When a user tries to scan a credit card using his/her phone then, both the card and the camera are moving. The credit card is an undeformable object. In such situation, every position the card can take could be estimated using a 3x3 matrice. This is the homography matrice.

The goal for the rectification layer is to estimate the homography matrice using linear regression, compute it’s inverse, multiply it with every pixel from the detector’s output and provide the warped pixels to the recognizer’s input.

As you may expect, this process is time consuming and is disabled by default when the SDK is running on ARM devices. You should not worry about its absence as the default code can already handle moderately distorted credit cards.

See the configuration section on how to enable/disable the rectification layer.

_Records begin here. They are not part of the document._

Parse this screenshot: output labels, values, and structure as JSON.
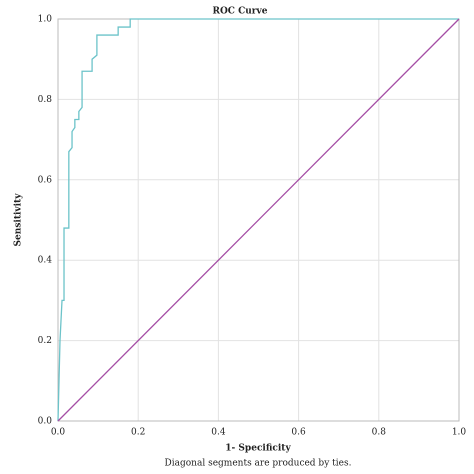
{
  "chart_data": {
    "type": "line",
    "title": "ROC Curve",
    "xlabel": "1- Specificity",
    "ylabel": "Sensitivity",
    "note": "Diagonal segments are produced by ties.",
    "xlim": [
      0,
      1
    ],
    "ylim": [
      0,
      1
    ],
    "xticks": [
      {
        "value": 0,
        "label": "0.0"
      },
      0.2,
      0.4,
      0.6,
      0.8,
      {
        "value": 1,
        "label": "1.0"
      }
    ],
    "yticks": [
      {
        "value": 0,
        "label": "0.0"
      },
      0.2,
      0.4,
      0.6,
      0.8,
      {
        "value": 1,
        "label": "1.0"
      }
    ],
    "grid": true,
    "series": [
      {
        "color": "#6cc3c9",
        "x": [
          0,
          0.005,
          0.01,
          0.015,
          0.015,
          0.027,
          0.027,
          0.035,
          0.035,
          0.042,
          0.042,
          0.052,
          0.052,
          0.06,
          0.06,
          0.085,
          0.085,
          0.097,
          0.097,
          0.15,
          0.15,
          0.18,
          0.18,
          1
        ],
        "values": [
          0,
          0.2,
          0.3,
          0.3,
          0.48,
          0.48,
          0.67,
          0.68,
          0.72,
          0.73,
          0.75,
          0.75,
          0.77,
          0.78,
          0.87,
          0.87,
          0.9,
          0.91,
          0.96,
          0.96,
          0.98,
          0.98,
          1,
          1
        ]
      },
      {
        "color": "#a54ea5",
        "x": [
          0,
          1
        ],
        "values": [
          0,
          1
        ]
      }
    ]
  }
}
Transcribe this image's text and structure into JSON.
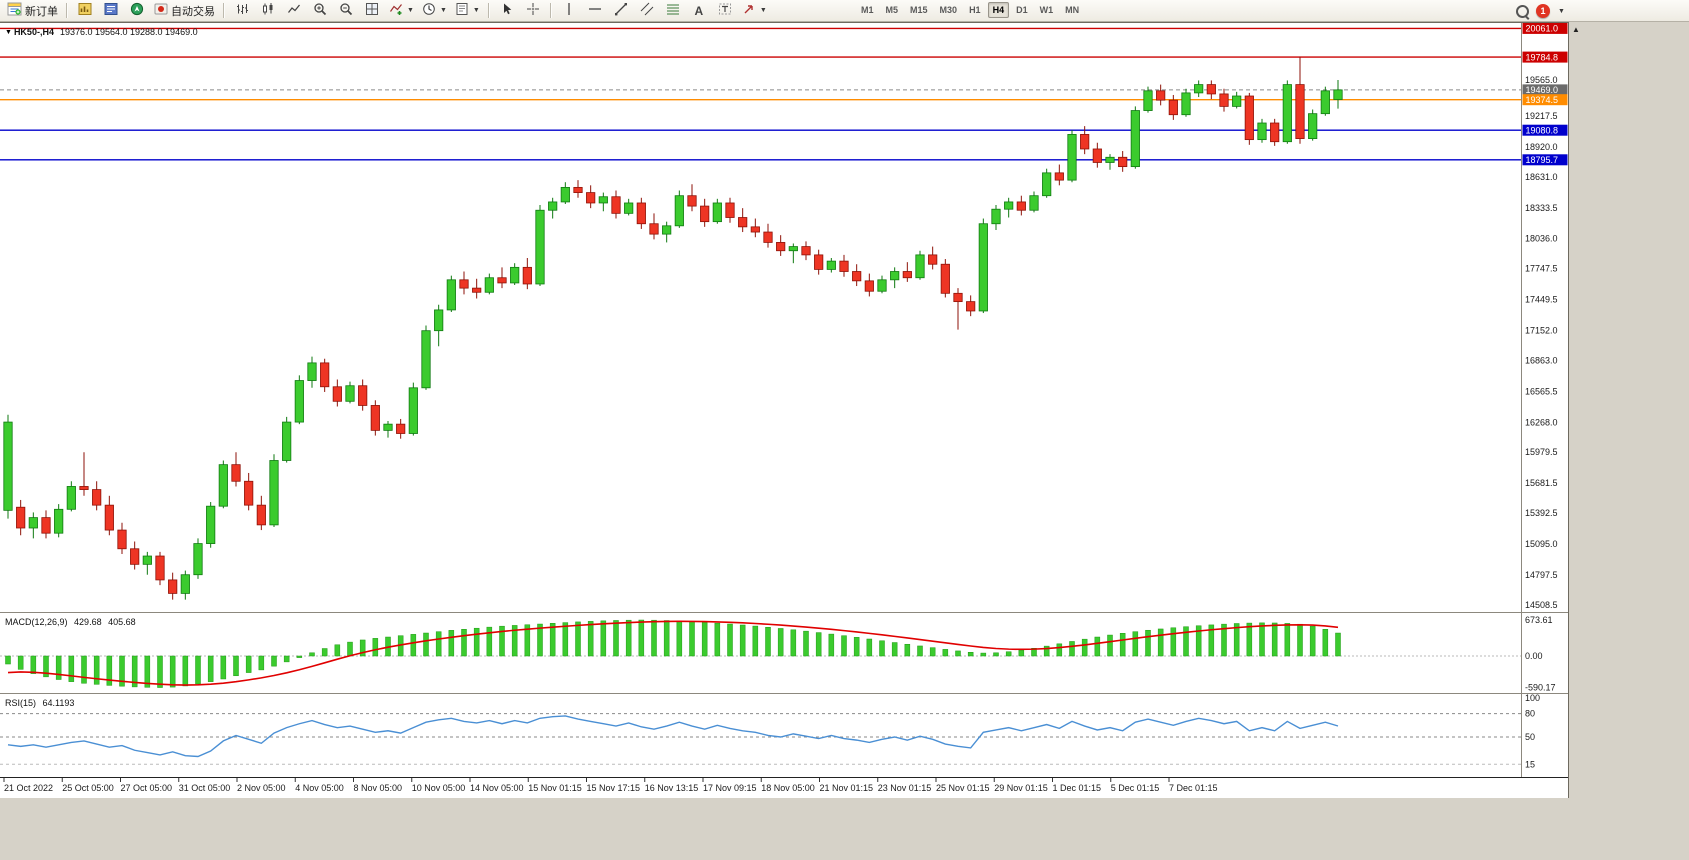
{
  "toolbar": {
    "new_order_label": "新订单",
    "autotrading_label": "自动交易",
    "timeframes": [
      "M1",
      "M5",
      "M15",
      "M30",
      "H1",
      "H4",
      "D1",
      "W1",
      "MN"
    ],
    "active_timeframe": "H4",
    "notification_count": "1"
  },
  "chart": {
    "symbol_period": "HK50-,H4",
    "ohlc": "19376.0 19564.0 19288.0 19469.0"
  },
  "chart_data": {
    "type": "candlestick",
    "symbol": "HK50-",
    "period": "H4",
    "colors": {
      "up": "#3bcb2e",
      "up_stroke": "#0f7a10",
      "down": "#ee3524",
      "down_stroke": "#8e1208",
      "macd_hist": "#3bcb2e",
      "macd_signal": "#e00000",
      "rsi": "#4a8fd4",
      "line_red": "#cc0000",
      "line_orange": "#ff8c00",
      "line_blue": "#0000cc",
      "current_badge": "#6b6b6b"
    },
    "candles": [
      [
        15420,
        16340,
        15340,
        16270
      ],
      [
        15450,
        15520,
        15180,
        15250
      ],
      [
        15250,
        15400,
        15150,
        15350
      ],
      [
        15350,
        15420,
        15150,
        15200
      ],
      [
        15200,
        15480,
        15160,
        15430
      ],
      [
        15430,
        15700,
        15410,
        15650
      ],
      [
        15650,
        15980,
        15560,
        15620
      ],
      [
        15620,
        15700,
        15420,
        15470
      ],
      [
        15470,
        15560,
        15180,
        15230
      ],
      [
        15230,
        15300,
        15000,
        15050
      ],
      [
        15050,
        15120,
        14850,
        14900
      ],
      [
        14900,
        15020,
        14800,
        14980
      ],
      [
        14980,
        15020,
        14700,
        14750
      ],
      [
        14750,
        14820,
        14560,
        14620
      ],
      [
        14620,
        14840,
        14560,
        14800
      ],
      [
        14800,
        15150,
        14760,
        15100
      ],
      [
        15100,
        15500,
        15060,
        15460
      ],
      [
        15460,
        15900,
        15440,
        15860
      ],
      [
        15860,
        15980,
        15650,
        15700
      ],
      [
        15700,
        15780,
        15420,
        15470
      ],
      [
        15470,
        15560,
        15230,
        15280
      ],
      [
        15280,
        15960,
        15260,
        15900
      ],
      [
        15900,
        16320,
        15880,
        16270
      ],
      [
        16270,
        16720,
        16250,
        16670
      ],
      [
        16670,
        16900,
        16600,
        16840
      ],
      [
        16840,
        16880,
        16560,
        16610
      ],
      [
        16610,
        16680,
        16420,
        16470
      ],
      [
        16470,
        16660,
        16450,
        16620
      ],
      [
        16620,
        16680,
        16380,
        16430
      ],
      [
        16430,
        16480,
        16140,
        16190
      ],
      [
        16190,
        16280,
        16120,
        16250
      ],
      [
        16250,
        16300,
        16110,
        16160
      ],
      [
        16160,
        16650,
        16140,
        16600
      ],
      [
        16600,
        17200,
        16580,
        17150
      ],
      [
        17150,
        17400,
        17000,
        17350
      ],
      [
        17350,
        17680,
        17330,
        17640
      ],
      [
        17640,
        17720,
        17500,
        17560
      ],
      [
        17560,
        17650,
        17460,
        17520
      ],
      [
        17520,
        17700,
        17500,
        17660
      ],
      [
        17660,
        17760,
        17560,
        17610
      ],
      [
        17610,
        17800,
        17590,
        17760
      ],
      [
        17760,
        17850,
        17550,
        17600
      ],
      [
        17600,
        18360,
        17580,
        18310
      ],
      [
        18310,
        18430,
        18230,
        18390
      ],
      [
        18390,
        18580,
        18370,
        18530
      ],
      [
        18530,
        18600,
        18430,
        18480
      ],
      [
        18480,
        18550,
        18330,
        18380
      ],
      [
        18380,
        18480,
        18300,
        18440
      ],
      [
        18440,
        18500,
        18230,
        18280
      ],
      [
        18280,
        18420,
        18260,
        18380
      ],
      [
        18380,
        18430,
        18130,
        18180
      ],
      [
        18180,
        18280,
        18030,
        18080
      ],
      [
        18080,
        18200,
        18000,
        18160
      ],
      [
        18160,
        18500,
        18140,
        18450
      ],
      [
        18450,
        18560,
        18300,
        18350
      ],
      [
        18350,
        18420,
        18150,
        18200
      ],
      [
        18200,
        18420,
        18180,
        18380
      ],
      [
        18380,
        18430,
        18190,
        18240
      ],
      [
        18240,
        18330,
        18100,
        18150
      ],
      [
        18150,
        18230,
        18050,
        18100
      ],
      [
        18100,
        18180,
        17950,
        18000
      ],
      [
        18000,
        18070,
        17870,
        17920
      ],
      [
        17920,
        17990,
        17800,
        17960
      ],
      [
        17960,
        18010,
        17830,
        17880
      ],
      [
        17880,
        17930,
        17690,
        17740
      ],
      [
        17740,
        17850,
        17710,
        17820
      ],
      [
        17820,
        17880,
        17670,
        17720
      ],
      [
        17720,
        17790,
        17580,
        17630
      ],
      [
        17630,
        17700,
        17480,
        17530
      ],
      [
        17530,
        17680,
        17510,
        17640
      ],
      [
        17640,
        17760,
        17560,
        17720
      ],
      [
        17720,
        17810,
        17620,
        17660
      ],
      [
        17660,
        17920,
        17640,
        17880
      ],
      [
        17880,
        17960,
        17740,
        17790
      ],
      [
        17790,
        17840,
        17470,
        17510
      ],
      [
        17510,
        17560,
        17160,
        17430
      ],
      [
        17430,
        17490,
        17290,
        17340
      ],
      [
        17340,
        18230,
        17320,
        18180
      ],
      [
        18180,
        18360,
        18120,
        18320
      ],
      [
        18320,
        18430,
        18240,
        18390
      ],
      [
        18390,
        18450,
        18260,
        18310
      ],
      [
        18310,
        18490,
        18290,
        18450
      ],
      [
        18450,
        18710,
        18430,
        18670
      ],
      [
        18670,
        18750,
        18550,
        18600
      ],
      [
        18600,
        19080,
        18580,
        19040
      ],
      [
        19040,
        19120,
        18850,
        18900
      ],
      [
        18900,
        18960,
        18720,
        18770
      ],
      [
        18770,
        18850,
        18700,
        18820
      ],
      [
        18820,
        18880,
        18680,
        18730
      ],
      [
        18730,
        19310,
        18710,
        19270
      ],
      [
        19270,
        19500,
        19250,
        19460
      ],
      [
        19460,
        19520,
        19320,
        19370
      ],
      [
        19370,
        19420,
        19180,
        19230
      ],
      [
        19230,
        19480,
        19210,
        19440
      ],
      [
        19440,
        19560,
        19400,
        19520
      ],
      [
        19520,
        19560,
        19380,
        19430
      ],
      [
        19430,
        19480,
        19260,
        19310
      ],
      [
        19310,
        19450,
        19290,
        19410
      ],
      [
        19410,
        19440,
        18940,
        18990
      ],
      [
        18990,
        19190,
        18960,
        19150
      ],
      [
        19150,
        19190,
        18930,
        18970
      ],
      [
        18970,
        19560,
        18950,
        19520
      ],
      [
        19520,
        19790,
        18950,
        19000
      ],
      [
        19000,
        19280,
        18980,
        19240
      ],
      [
        19240,
        19500,
        19220,
        19460
      ],
      [
        19376,
        19564,
        19288,
        19469
      ]
    ],
    "hlines": [
      {
        "price": 20061.0,
        "label": "20061.0",
        "color": "#cc0000",
        "style": "solid"
      },
      {
        "price": 19784.8,
        "label": "19784.8",
        "color": "#cc0000",
        "style": "solid"
      },
      {
        "price": 19469.0,
        "label": "19469.0",
        "color": "#8a8a8a",
        "style": "dash",
        "badge": "#6b6b6b"
      },
      {
        "price": 19374.5,
        "label": "19374.5",
        "color": "#ff8c00",
        "style": "solid"
      },
      {
        "price": 19080.8,
        "label": "19080.8",
        "color": "#0000cc",
        "style": "solid"
      },
      {
        "price": 18795.7,
        "label": "18795.7",
        "color": "#0000cc",
        "style": "solid"
      }
    ],
    "current_price": "19469.0",
    "price_scale": [
      "19565.0",
      "19217.5",
      "18920.0",
      "18631.0",
      "18333.5",
      "18036.0",
      "17747.5",
      "17449.5",
      "17152.0",
      "16863.0",
      "16565.5",
      "16268.0",
      "15979.5",
      "15681.5",
      "15392.5",
      "15095.0",
      "14797.5",
      "14508.5"
    ],
    "time_labels": [
      "21 Oct 2022",
      "25 Oct 05:00",
      "27 Oct 05:00",
      "31 Oct 05:00",
      "2 Nov 05:00",
      "4 Nov 05:00",
      "8 Nov 05:00",
      "10 Nov 05:00",
      "14 Nov 05:00",
      "15 Nov 01:15",
      "15 Nov 17:15",
      "16 Nov 13:15",
      "17 Nov 09:15",
      "18 Nov 05:00",
      "21 Nov 01:15",
      "23 Nov 01:15",
      "25 Nov 01:15",
      "29 Nov 01:15",
      "1 Dec 01:15",
      "5 Dec 01:15",
      "7 Dec 01:15"
    ],
    "macd": {
      "label": "MACD(12,26,9)",
      "main_value": "429.68",
      "signal_value": "405.68",
      "scale_labels": [
        "673.61",
        "0.00",
        "-590.17"
      ],
      "histogram": [
        -150,
        -250,
        -330,
        -390,
        -440,
        -480,
        -510,
        -530,
        -550,
        -565,
        -578,
        -586,
        -590,
        -582,
        -560,
        -525,
        -480,
        -430,
        -370,
        -310,
        -260,
        -190,
        -110,
        -30,
        60,
        140,
        210,
        260,
        300,
        330,
        355,
        380,
        405,
        430,
        455,
        480,
        500,
        520,
        540,
        558,
        572,
        585,
        598,
        612,
        625,
        638,
        648,
        658,
        665,
        670,
        673,
        670,
        664,
        655,
        644,
        630,
        615,
        598,
        580,
        560,
        538,
        515,
        490,
        465,
        438,
        410,
        380,
        350,
        318,
        285,
        252,
        220,
        188,
        156,
        124,
        95,
        70,
        55,
        60,
        80,
        110,
        145,
        185,
        228,
        272,
        315,
        355,
        392,
        425,
        455,
        482,
        506,
        528,
        548,
        566,
        582,
        596,
        608,
        616,
        620,
        618,
        610,
        595,
        560,
        500,
        429.68
      ]
    },
    "rsi": {
      "label": "RSI(15)",
      "value": "64.1193",
      "scale_labels": [
        "100",
        "80",
        "50",
        "15"
      ],
      "levels": [
        80,
        50,
        15
      ],
      "values": [
        40,
        38,
        40,
        37,
        40,
        43,
        45,
        41,
        37,
        39,
        33,
        30,
        27,
        31,
        26,
        25,
        32,
        45,
        52,
        47,
        42,
        55,
        62,
        67,
        71,
        66,
        62,
        64,
        60,
        56,
        58,
        55,
        62,
        69,
        72,
        74,
        70,
        68,
        71,
        67,
        71,
        68,
        74,
        76,
        77,
        73,
        70,
        67,
        64,
        68,
        63,
        60,
        64,
        69,
        64,
        60,
        65,
        61,
        58,
        56,
        52,
        50,
        54,
        51,
        48,
        52,
        48,
        46,
        43,
        47,
        50,
        46,
        51,
        47,
        41,
        38,
        36,
        56,
        59,
        62,
        58,
        62,
        66,
        61,
        70,
        64,
        59,
        62,
        58,
        69,
        73,
        69,
        65,
        70,
        74,
        71,
        67,
        70,
        58,
        62,
        58,
        70,
        61,
        65,
        69,
        64.12
      ]
    }
  }
}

The next image shows how the rectification layer transforms an image to remove the skew and slant.

Image transformation using rectification layer

Left: before rectification. Right: After rectification

Polarity

There are two polarities: dark_on_bright and bright_on_dark.

dark_on_bright:

The text on the credit card is darker than the background. Example: Black numbers on white background (e.g. American Express cards).

bright_on_dark:

The text on the credit card is brighter than the background. Example: White numbers on blue background (e.g. UnEmbossed new Visa cards).

Unlike other implementations we don’t use the four corners from the credit card to estimate the homography matrice because such implemention wouldn’t be robust to high distortions or heavy noise. Instead, we use every edge on the credit card to estimate the skew and shear/slant angles. Theses angles are combined with the x/y scales (size normalization) to build a 3x3 rectification matrice (our homography matrice).

The edges directions are very important and this is why we need to know what the polarity. The code contains a polarifier which can estimate the polarity but it’s not immune to errors. To help the polarifier you can define a preferred polarity and even better you can restrict it if your country uses single polarity. See the configuration section for more info.

See the configuration section on how to give a “hint” to the polarifier or define a fixed value.